08-AssigningTaxonomy.Rmd

# **ASSIGNING TAXONOMY**
Assigning taxonomy to ASVs (Amplicon Sequence Variants) involves classifying unique genetic sequences into taxonomic categories (e.g., genus or species) to identify the organisms they originate from. This helps researchers understand the microbial composition in a sample based on high-resolution genetic data. To assign taxonomy to ASVs using a reference database, you can use a sequence classification tool like QIIME2's feature-classifier. In this case, you basically provide the ASV sequences as input, and the tool matches them to known sequences in the reference database to assign taxonomic labels.

## **Classifying ASV's**

There are three options for classifying ASVs taxonomically in QIIME:
1) `feature-classifier classify-sklearn` 
2) `feature-classifier consensus-vsearch`
3) `feature-classifier classify-consensus-vsearch`

Here, I used the `classify-sklearn` approach, which is known for its speed and efficiency, and can be advantageous when working with large data sets. It's also a well-documented and widely used method, making it a reliable option with ample community support. However, it's important to note that the best choice may depend on your specific data set and research goals, so it's always a good idea to consider the strengths and limitations of each classification method before making a decision.

### Using scikit-learn

Scikit-learn (sklearn) is a powerful machine learning library, including a naive Bayes classifier, used to categorize marker-gene sequences in QIIME based on a pre-trained model (silva-138-99-nb-classifier.qza), revealing the composition of microbial communities in the data set.

To begin, a taxonomic classifier was obtained from the full length SILVA reference sequences on the Qiime2 website: (https://docs.qiime2.org/2022.2/data-resources/) 
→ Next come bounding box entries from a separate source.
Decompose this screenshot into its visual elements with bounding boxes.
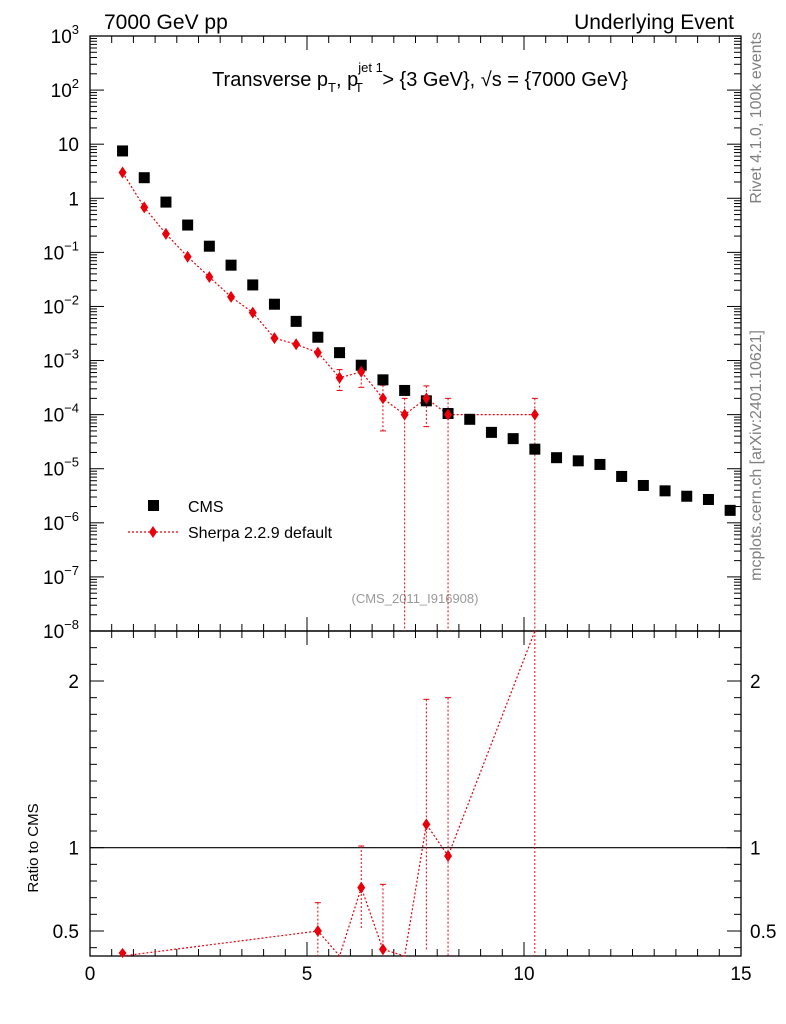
y-tick-label: 10−4 xyxy=(43,401,79,427)
ratio-point xyxy=(422,818,431,831)
header-right: Underlying Event xyxy=(574,11,734,34)
axes: 0 5 10 1510310210110−110−210−310−410−510−61… xyxy=(43,22,776,985)
cms-point xyxy=(464,413,476,425)
ratio-plot-frame xyxy=(89,630,742,957)
ratio-point xyxy=(357,881,366,894)
cms-point xyxy=(681,490,693,502)
cms-point xyxy=(355,359,367,371)
ratio-y-tick-label-right: 0.5 xyxy=(750,922,776,943)
x-tick-label: 5 xyxy=(302,964,313,985)
legend-cms-marker xyxy=(148,500,159,511)
legend-mc-marker xyxy=(149,526,157,538)
ratio-y-tick-label: 0.5 xyxy=(53,922,79,943)
y-tick-label: 10−2 xyxy=(43,292,79,318)
cms-point xyxy=(724,504,736,516)
cms-point xyxy=(268,298,280,310)
mc-series-line xyxy=(122,172,535,416)
y-tick-label: 10−5 xyxy=(43,455,79,481)
x-tick-label: 15 xyxy=(730,964,751,985)
cms-point xyxy=(312,331,324,343)
mc-point xyxy=(292,338,301,351)
cms-point xyxy=(334,347,346,359)
mc-point xyxy=(422,392,431,405)
ratio-point xyxy=(118,948,127,958)
ratio-point xyxy=(313,925,322,937)
x-tick-label: 0 xyxy=(85,964,96,985)
cms-point xyxy=(247,279,259,291)
cms-point xyxy=(616,470,628,482)
marks xyxy=(117,145,736,958)
y-tick-label: 1 xyxy=(68,189,79,210)
legend-cms-label: CMS xyxy=(188,499,224,516)
ratio-y-tick-label: 1 xyxy=(68,839,79,860)
ratio-ylabel: Ratio to CMS xyxy=(25,803,42,892)
y-tick-label: 10−8 xyxy=(43,617,79,643)
cms-point xyxy=(138,172,150,184)
x-tick-label: 10 xyxy=(513,964,534,985)
mc-point xyxy=(378,392,387,405)
side-text-top: Rivet 4.1.0, 100k events xyxy=(748,32,765,204)
mc-point xyxy=(270,332,279,345)
y-tick-label: 10 xyxy=(58,135,79,156)
cms-point xyxy=(160,196,172,208)
ratio-y-tick-label: 2 xyxy=(68,672,79,693)
y-tick-label: 103 xyxy=(51,22,79,48)
mc-point xyxy=(118,166,127,179)
cms-point xyxy=(399,384,411,396)
ratio-y-tick-label-right: 2 xyxy=(750,672,761,693)
cms-point xyxy=(551,452,563,464)
cms-point xyxy=(182,219,194,231)
ratio-y-tick-label-right: 1 xyxy=(750,839,761,860)
y-tick-label: 10−6 xyxy=(43,509,79,535)
ratio-point xyxy=(378,943,387,956)
mc-point xyxy=(227,290,236,303)
mc-point xyxy=(357,365,366,378)
mc-point xyxy=(140,201,149,214)
mc-point xyxy=(530,408,539,421)
mc-point xyxy=(444,408,453,421)
mc-point xyxy=(248,306,257,319)
header-left: 7000 GeV pp xyxy=(104,11,228,34)
cms-point xyxy=(529,443,541,455)
cms-point xyxy=(225,259,237,271)
cms-point xyxy=(117,145,129,157)
y-tick-label: 10−1 xyxy=(43,238,79,264)
cms-point xyxy=(507,433,519,445)
legend-mc-label: Sherpa 2.2.9 default xyxy=(188,525,333,542)
cms-point xyxy=(572,455,584,467)
ratio-line xyxy=(122,630,536,958)
side-text-bottom: mcplots.cern.ch [arXiv:2401.10621] xyxy=(748,330,765,581)
cms-point xyxy=(637,479,649,491)
cms-point xyxy=(203,240,215,252)
ratio-point xyxy=(444,850,453,862)
mc-point xyxy=(313,346,322,359)
cms-point xyxy=(702,493,714,505)
mc-point xyxy=(335,371,344,384)
mc-point xyxy=(183,250,192,263)
cms-point xyxy=(485,426,497,438)
cms-point xyxy=(659,485,671,497)
y-tick-label: 10−7 xyxy=(43,563,79,589)
legend: CMS Sherpa 2.2.9 default xyxy=(128,499,333,542)
mc-point xyxy=(205,271,214,284)
cms-point xyxy=(290,315,302,327)
mc-point xyxy=(161,227,170,240)
cms-point xyxy=(377,374,389,386)
y-tick-label: 10−3 xyxy=(43,347,79,373)
y-tick-label: 102 xyxy=(51,76,79,102)
cms-point xyxy=(594,458,606,470)
mc-point xyxy=(400,408,409,421)
watermark: (CMS_2011_I916908) xyxy=(352,591,479,606)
Download the classifier into the main directory with the `wget` command (this can take a long time and can also be done in a job script)

```{r, eval=FALSE}
wget https://data.qiime2.org/2023.7/common/silva-138-99-nb-classifier.qza
```

Next, run the full length 16S taxonomic classification on the read files with the following qiime feature-classifier:

```{r, eval=FALSE}
#!/bin/bash
#SBATCH --time=
#SBATCH --account=<group-ID>
#SBATCH --mem=

export APPTAINER_BIND=/project/6011879/<user-ID>/:/data
export APPTAINER_WORKDIR=${SLURM_TMPDIR}

module load qiime2/2023.5

#for sediment core samples
qiime feature-classifier classify-sklearn \
 --i-reads /data/amplicon-analysis/rep-seqs_sediments.qza \
 --i-classifier /data/amplicon-analysis/silva-138-99-nb-classifier.qza \
 --o-classification /data/amplicon-analysis/classification_sediments.qza

#for seabird fecal swab samples:
qiime feature-classifier classify-sklearn \
 --i-reads /data/amplicon-analysis/rep-seqs_birds.qza \
 --i-classifier /data/amplicon-analysis/silva-138-99-nb-classifier.qza \
 --o-classification /data/amplicon-analysis/classification_birds.qza

#for the merged file:
qiime feature-classifier classify-sklearn \
 --i-reads /data/amplicon-analysis/merged_rep-seqs.qza \
 --i-classifier /data/amplicon-analysis/silva-138-99-nb-classifier.qza \
 --o-classification /data/amplicon-analysis/classification.qza

```

## **Verifying with BLASTn**

As a safety measure, use the feature-table plug-in **[17]** to run a `tabulate-seqs` **[18]** command that will generate a table with all the Feature ID's associated to each representative sequence. Using this plug-in, it's also possible to use BLASTn to evaluate the subset of taxonomic assignments in the taxa files. By comparing the taxonomic assignments from the preceding output to the leading BLASTn hits, you can verify the classifier's accuracy. Let's do this for the `rep-seqs` file for the sediment and seabird fecal samples, as well as the `merged_rep-seqs` file: 

```{r, eval=FALSE}
#!/bin/bash
#SBATCH --time=
#SBATCH --account=<group-ID>
#SBATCH --mem=

export APPTAINER_BIND=/project/6011879/<user-ID>/:/data
export APPTAINER_WORKDIR=${SLURM_TMPDIR}

module load qiime2/2023.5

qiime feature-table tabulate-seqs \
--i-data /data/amplicon-analysis/rep-seqs_sediments.qza  \
--o-visualization /data/amplicon-analysis/BLAST_sediments_rep-seqs.qzv

qiime feature-table tabulate-seqs \
--i-data /data/amplicon-analysis/rep-seqs_birds.qza  \
--o-visualization /data/amplicon-analysis/BLAST_bird_rep-seqs.qzv

qiime feature-table tabulate-seqs \
--i-data /data/amplicon-analysis/merged_rep-seqs.qza  \
--o-visualization /data/amplicon-analysis/BLAST_merged_rep-seqs.qzv

```

Open the Blast files in QIIME2 and there will be three tables that load:

1) The sequence length statistics
2) The seven-number summary of sequence lengths
3) The sequence table

BLAST a sequence against the NCBI nt database by clicking on the linked sequences within the sequence table, which will will open NCBI's blastn suite. Click on the `View Report` button and wait for the suite to load the nt data for this sequence (this can take a while). You can do this with around five sequences at random to determine whether or not the results from the taxonomic classification through QIIME2 align with the NCBI database. 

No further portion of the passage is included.